Look at you once again.

Nobody said anything about making Jones kowtow to anything, yet you accuse this.

I didn't miss that part at all, but it is merely something that you pay lipservice too. You haven't held it in higher esteem than castigating Mr Jones at all. Denouncing him for his "bigotry", danger, and the "sacrificing of innocents" is to the fore. You make it clear that he shouldn' be doing it and that he's an areshole for it who should pay a high social price. You talk of leaders changing things for the better. Well, what our leaders should be doing, what Obama should say, is something along these lines:

That here in the West we have the right to freedom of speech. People do and say all manner of things, high and low, from burning a Qur'an, to putting effigies of jesus into vats of urine and calling it art, to expounding views from the weird and wacky to the highly rational and sane. Here in America, in the West, we tolerate it even if we find some speech offensive. He should explain that that toleration is one of the pillars of the free world, and explain why it leads to the prosperity and advancement of the West. He should explain that it would be in the Islamic worlds best interest to adopt that wonderful institution as a pillar of their own society, if they want to flourish. And he should demand that Karzai, in Afghanistan, and whoever leads in whatever other countries its happening in, hunts down and puts the perpetrators of those murders on trial. He should not even comment on whether or not he thinks Terry Jones is a bigot. It's not his job to make pronouncements on citizens exercising their right to freedom of speech. It's his job to defend that right.

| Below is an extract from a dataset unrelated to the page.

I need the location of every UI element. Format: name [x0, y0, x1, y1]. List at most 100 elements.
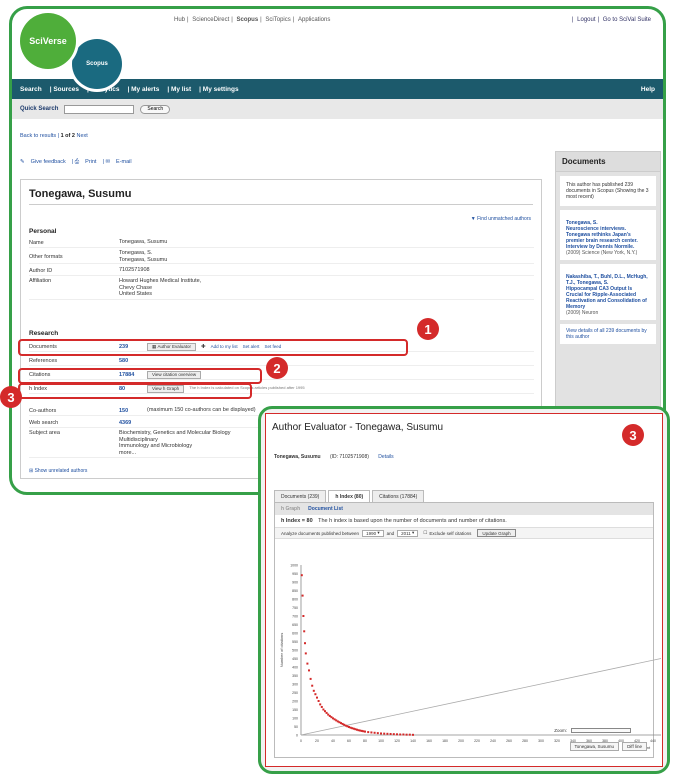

That's not what you've put first and foremost in regard to this. What's come through first and foremost, loud and clear, is that Terry Jones is an unconscionable bigot and an arsehole and that he, and by extension the rest of us, should all tone down the things we might say or do in regards to our criticism of Islam. That doesn't strike me as putting love over hate. Just the opposite in fact. The very thing that you're constantly charging others with.

Richard

Presumably you want Muslims to denounce and socially penalize the fundamentalist fanatics within their society. Michael, as a member of Western society, denounces and calls for social penalties on a fundamentalist fanatic within his own society.Neither you nor Michael denies anyone's freedom of speech.

You persistently claim to see a difference that isn't there.

I denounce Terry Jones fundamentalism myself - in fact, I denounce all religion in so far as it is irrational. Unlike Michael though, I do not denounce his burning of the Qur'an. In fact, I applaud his freedom to burn it, and would say to Terry Jones feel free to burn more if that is your want. Michael, and it seems you, and others here, put him down for burning it, for his insensitivity to those who revere it. As far as I'm concerned it's better that he speaks his mind and feels free to do so. Those who revere Qur'ans' need to get used to tolerating things that might offend them if they want to raise themselves up to the standard the West requires. They can practice on Terry Jones.

You persistently claim to see a difference that isn't there.

There's a difference. Michael isn't going to give Islamic supremacists anything to practice on, and he encourages everyone else to do the same.